With over 100 carbon offset companies, the VCM grew to $572M in 2011 and, since 2005, has transacted over $3B of carbon offsets (at an average historical price of $5.9/tCO21) to support mitigation projects, especially in developing countries.2 Despite its success, offsetting has a number of critical challenges:
- Inefficient: Due to verification costs, overhead, and profit-taking by third party certifiers, as little as 30% of funds make it to actual projects.3
- Large and Non-local: To achieve an economy of scale, the VCM is constrained to supporting large projects often at a great distance from offset consumers.
- Lack of Trust: Over 50% of respondents to a Point Carbon survey believe offsetting does not produce real reductions and 70% believe offsetting companies are not transparent in their dealings.4 Only 35% of respondents to a Mintel survey trusted claims of “carbon neutrality.”5
- Lack of meaning: Due to their distance and lack of transparency, offsetting tends to have little significance or value to consumers.
- Negative “Story”: Offsetting is often unfavorably equated with greenwashing and 16th century “indulgences”, where parishioners were able to pay the church to absolve them of their sins while delaying meaningful action.
- Lack of “Additionality”: To be valid, carbon offset projects cannot result from “business as usual” and must happen only with funding from offsetters. This is often very difficult to prove and some claim as little as 30% of offsetting projects are, in fact, “additional” and that up to 70% would have happened even without offset funding.
- Leakage: While standards and measures of accountability have improved, there are persistent concerns around “leakage” where negative environmental impacts of a project are simply moved elsewhere rather than mitigated.
- Inadequate Pricing: Pricing carbon within the VCM creates perverse incentives and limits how we think about and respond to our carbon emissions.
Recognizing these challenges, Earth Deeds has developed a new option called “onsetting” that drops the controversial claim of carbon neutrality and enables funding to go towards local and meaningful sustainability projects that are responding to climate change. Using Earth Deeds online tools, participants in a group event or activity can...

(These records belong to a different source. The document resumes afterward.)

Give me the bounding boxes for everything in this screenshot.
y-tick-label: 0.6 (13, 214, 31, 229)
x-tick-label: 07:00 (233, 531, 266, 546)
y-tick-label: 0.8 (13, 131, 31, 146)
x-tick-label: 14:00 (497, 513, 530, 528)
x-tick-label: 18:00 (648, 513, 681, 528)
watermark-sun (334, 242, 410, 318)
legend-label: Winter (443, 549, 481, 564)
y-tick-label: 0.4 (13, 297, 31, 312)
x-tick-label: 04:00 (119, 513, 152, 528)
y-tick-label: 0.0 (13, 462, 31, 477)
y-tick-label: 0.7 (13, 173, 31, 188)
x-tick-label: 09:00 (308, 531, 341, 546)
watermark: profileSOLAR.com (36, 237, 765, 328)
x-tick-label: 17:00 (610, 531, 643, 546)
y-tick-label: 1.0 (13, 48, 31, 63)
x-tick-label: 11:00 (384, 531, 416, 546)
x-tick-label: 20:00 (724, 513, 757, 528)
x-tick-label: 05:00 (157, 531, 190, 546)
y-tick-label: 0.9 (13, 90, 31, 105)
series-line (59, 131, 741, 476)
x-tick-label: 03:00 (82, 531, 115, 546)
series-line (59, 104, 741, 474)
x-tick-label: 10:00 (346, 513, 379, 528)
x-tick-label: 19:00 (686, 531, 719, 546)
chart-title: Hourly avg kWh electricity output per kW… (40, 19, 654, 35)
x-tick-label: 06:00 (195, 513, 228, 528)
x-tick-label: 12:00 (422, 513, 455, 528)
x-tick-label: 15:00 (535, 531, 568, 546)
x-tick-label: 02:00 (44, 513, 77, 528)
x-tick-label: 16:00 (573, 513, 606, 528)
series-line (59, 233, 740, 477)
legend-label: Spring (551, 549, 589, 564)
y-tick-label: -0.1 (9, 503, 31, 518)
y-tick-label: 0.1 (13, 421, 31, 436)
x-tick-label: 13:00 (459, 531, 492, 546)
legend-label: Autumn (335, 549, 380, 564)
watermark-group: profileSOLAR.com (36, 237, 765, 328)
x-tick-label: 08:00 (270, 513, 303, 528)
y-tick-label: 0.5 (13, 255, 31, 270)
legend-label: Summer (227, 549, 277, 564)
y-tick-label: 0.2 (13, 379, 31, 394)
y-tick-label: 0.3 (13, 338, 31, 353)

- measure and reduce their group-related CO2 emissions via custom calculators,
- contribute funds to account for the social cost of their impacts, and
- transfer collected funds to sustainability projects of their choice.
Onsetting resolves the problems of the VCM and offers the following benefits:
- Support of Small, Local Sustainability Projects: This can include projects that do not directly mitigate carbon emissions but have meaning to them and their local communities, such as creating local food systems, preserving biodiversity, and fighting for climate justice.
- Increased Efficiency: By avoiding costs associated with third-party verification, traders, consultants, and other middlemen, at least 85% of funds can be sent to the projects.
- A Positive Story: Rather than guilty indulgences, onsetting says, “Let’s be grateful for what fossil fuels have allowed us to accomplish; let’s recognize and internalize the environmental costs in burning these fuels; and now let’s pay-it-forward to help create sustainable and resilient communities and ecosystems.”
- Connecting to Real Impacts: Rather than pricing carbon based on market forces, Earth Deeds prices emissions based on the best scientific estimate of their actual costs. Doing so helps users understand and respond to the real impacts of their emissions. More information on how Earth Deeds prices carbon can be found here.
- Trust in the process: All transactions are transparent, use of funding is local and visible, and concerns around additionality become irrelevant.
Let’s move beyond the idea that we can “neutralize” our environmental impacts at a distance and create new mechanisms to account for the true costs of our impacts and efficiently channel money to sustainability projects that are creating sustainable communities and ecosystems.